Post by dragontamer5788 »

dragontamer5788 wrote: Thu Nov 14, 2019 5:13 amThe 1x hard drive per machine would probably be a good way to distribute the 7-man Syzygy Tablebase, so each machine has a local tablebase it could consult without hampering network traffic.
Upon further thought, I disagree with myself. While some degree of replication is probably beneficial, replicating the Syzygy Tablebase across all machines is a stupid idea. Hard drives benefit from consolidated work loads (higher-IOPS when they're more fully loaded), so you'd get better utilization from a degree of consolidation.

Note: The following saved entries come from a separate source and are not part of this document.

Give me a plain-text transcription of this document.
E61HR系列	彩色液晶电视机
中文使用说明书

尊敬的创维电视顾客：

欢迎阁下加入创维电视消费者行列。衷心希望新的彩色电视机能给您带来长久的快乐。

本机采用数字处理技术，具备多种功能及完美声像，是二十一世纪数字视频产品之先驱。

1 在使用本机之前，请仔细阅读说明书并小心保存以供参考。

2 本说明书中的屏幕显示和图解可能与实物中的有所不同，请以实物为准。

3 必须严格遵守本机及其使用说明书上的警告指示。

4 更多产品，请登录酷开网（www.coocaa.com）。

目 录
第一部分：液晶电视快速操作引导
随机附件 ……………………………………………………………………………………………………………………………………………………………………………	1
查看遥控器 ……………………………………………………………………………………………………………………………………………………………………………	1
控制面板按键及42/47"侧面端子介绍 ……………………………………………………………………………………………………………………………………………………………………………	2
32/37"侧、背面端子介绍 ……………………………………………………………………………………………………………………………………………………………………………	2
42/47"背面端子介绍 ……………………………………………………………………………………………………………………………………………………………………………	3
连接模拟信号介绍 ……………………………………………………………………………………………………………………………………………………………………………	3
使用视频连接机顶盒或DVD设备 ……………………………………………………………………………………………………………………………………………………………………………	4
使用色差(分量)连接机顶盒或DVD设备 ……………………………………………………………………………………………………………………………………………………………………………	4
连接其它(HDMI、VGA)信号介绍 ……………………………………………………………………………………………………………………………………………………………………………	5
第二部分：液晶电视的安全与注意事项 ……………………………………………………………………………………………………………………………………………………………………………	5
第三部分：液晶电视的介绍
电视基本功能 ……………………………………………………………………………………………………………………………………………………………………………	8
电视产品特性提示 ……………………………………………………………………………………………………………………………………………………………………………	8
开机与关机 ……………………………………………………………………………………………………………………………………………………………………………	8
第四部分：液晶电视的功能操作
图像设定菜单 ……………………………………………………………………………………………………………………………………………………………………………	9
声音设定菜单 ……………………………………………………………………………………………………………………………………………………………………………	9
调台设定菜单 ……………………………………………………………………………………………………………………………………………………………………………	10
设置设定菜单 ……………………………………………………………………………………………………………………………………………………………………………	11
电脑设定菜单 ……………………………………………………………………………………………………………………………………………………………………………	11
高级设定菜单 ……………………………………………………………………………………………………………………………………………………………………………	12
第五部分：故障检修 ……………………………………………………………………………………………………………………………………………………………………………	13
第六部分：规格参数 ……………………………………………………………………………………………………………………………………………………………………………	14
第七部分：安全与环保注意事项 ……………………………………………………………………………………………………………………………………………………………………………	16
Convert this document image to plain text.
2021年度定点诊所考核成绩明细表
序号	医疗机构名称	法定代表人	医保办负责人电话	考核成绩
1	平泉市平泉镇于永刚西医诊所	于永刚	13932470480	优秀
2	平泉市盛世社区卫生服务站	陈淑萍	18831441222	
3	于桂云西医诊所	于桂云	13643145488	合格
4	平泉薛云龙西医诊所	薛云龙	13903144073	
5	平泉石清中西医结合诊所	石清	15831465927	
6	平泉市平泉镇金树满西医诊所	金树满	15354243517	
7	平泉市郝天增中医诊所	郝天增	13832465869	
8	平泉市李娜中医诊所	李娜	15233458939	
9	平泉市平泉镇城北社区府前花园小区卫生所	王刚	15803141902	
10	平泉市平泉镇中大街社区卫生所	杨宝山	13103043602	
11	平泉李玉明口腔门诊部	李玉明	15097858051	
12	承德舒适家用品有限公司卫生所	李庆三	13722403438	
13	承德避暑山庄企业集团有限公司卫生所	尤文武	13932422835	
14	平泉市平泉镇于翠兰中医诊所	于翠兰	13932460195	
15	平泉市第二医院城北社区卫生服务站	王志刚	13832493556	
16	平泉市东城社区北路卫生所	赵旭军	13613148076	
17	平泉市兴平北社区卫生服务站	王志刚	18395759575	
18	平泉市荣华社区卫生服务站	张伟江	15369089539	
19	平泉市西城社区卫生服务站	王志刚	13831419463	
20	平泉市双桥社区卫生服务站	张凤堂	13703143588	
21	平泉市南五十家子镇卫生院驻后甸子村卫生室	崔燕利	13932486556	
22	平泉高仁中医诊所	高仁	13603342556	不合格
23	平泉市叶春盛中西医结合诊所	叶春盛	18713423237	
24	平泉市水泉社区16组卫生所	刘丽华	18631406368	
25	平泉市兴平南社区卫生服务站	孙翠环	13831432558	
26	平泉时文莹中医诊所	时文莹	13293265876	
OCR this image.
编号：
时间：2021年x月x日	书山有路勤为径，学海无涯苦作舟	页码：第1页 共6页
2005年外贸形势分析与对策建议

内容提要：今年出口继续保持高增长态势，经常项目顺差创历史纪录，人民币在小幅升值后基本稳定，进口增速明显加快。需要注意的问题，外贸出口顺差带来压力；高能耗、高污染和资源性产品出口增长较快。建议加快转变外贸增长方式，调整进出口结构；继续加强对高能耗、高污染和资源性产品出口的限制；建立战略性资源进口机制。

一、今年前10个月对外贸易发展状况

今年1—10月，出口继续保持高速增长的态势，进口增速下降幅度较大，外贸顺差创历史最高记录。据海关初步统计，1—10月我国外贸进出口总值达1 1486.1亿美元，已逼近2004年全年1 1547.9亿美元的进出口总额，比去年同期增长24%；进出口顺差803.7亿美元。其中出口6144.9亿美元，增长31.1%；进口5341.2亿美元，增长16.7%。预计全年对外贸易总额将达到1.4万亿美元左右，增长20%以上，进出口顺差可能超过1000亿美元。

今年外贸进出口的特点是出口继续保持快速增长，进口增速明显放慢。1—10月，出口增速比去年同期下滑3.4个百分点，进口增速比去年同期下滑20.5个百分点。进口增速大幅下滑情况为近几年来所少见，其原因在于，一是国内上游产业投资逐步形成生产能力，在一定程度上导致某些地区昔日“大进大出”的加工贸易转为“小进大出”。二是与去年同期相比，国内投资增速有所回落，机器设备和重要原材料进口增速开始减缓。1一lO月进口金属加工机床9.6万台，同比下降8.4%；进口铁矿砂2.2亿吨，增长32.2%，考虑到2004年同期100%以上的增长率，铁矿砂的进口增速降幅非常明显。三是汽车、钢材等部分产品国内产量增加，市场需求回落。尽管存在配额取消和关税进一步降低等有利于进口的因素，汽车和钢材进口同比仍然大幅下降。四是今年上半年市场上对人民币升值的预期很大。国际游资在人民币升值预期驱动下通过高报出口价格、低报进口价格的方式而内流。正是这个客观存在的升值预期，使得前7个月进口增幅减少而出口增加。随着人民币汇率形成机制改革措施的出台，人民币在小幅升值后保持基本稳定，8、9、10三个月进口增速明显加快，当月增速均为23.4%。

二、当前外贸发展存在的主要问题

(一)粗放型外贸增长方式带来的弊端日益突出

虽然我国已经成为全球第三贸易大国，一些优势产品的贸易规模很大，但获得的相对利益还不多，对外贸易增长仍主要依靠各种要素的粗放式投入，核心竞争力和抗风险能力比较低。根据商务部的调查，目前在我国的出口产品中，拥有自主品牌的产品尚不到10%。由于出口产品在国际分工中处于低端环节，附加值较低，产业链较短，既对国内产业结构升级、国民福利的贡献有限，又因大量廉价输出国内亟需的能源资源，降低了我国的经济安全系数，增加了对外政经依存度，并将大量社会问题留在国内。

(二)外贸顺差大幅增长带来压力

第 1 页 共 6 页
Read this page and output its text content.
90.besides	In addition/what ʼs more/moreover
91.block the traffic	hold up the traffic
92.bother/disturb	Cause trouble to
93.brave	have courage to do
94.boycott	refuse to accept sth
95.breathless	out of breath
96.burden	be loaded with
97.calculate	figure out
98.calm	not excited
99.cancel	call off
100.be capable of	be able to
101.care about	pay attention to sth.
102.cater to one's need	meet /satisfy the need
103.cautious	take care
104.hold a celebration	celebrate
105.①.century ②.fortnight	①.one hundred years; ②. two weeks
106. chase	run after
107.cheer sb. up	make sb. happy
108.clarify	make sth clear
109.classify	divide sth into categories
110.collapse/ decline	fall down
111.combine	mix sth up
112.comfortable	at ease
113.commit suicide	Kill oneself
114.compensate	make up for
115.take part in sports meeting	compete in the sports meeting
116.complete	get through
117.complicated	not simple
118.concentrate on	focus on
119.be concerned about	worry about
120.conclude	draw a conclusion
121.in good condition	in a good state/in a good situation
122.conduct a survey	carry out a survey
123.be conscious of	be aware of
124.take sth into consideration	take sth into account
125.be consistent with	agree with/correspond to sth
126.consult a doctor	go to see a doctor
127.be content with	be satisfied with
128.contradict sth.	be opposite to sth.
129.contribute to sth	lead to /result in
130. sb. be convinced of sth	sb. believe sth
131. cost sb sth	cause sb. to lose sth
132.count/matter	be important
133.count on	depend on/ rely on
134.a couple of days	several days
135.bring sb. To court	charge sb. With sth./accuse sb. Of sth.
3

1000x Syzygy Tablebases across 1000x servers will take up 1870 TBs of space. Consolidate into one server, and it only takes up 18.7TB, losing aggregate bandwidth but reducing storage costs significantly. Some degree of replication will probably help (2x the space, but 2x the bandwidth). Tuning would be required to know for sure the best configuration, but it certainly won't be 1000x servers each loaded with 1x hard drive each.

But whatever, I'm not actually an IT guy. I just like playing pretend with imaginary expensive computers. :D :D. Realistically, the only machines (or clusters-of-machines) I'd ever touch would be stuff well under $10,000. A cluster of cheap Ebay used boxes, with maybe a few select "new" components to leverage.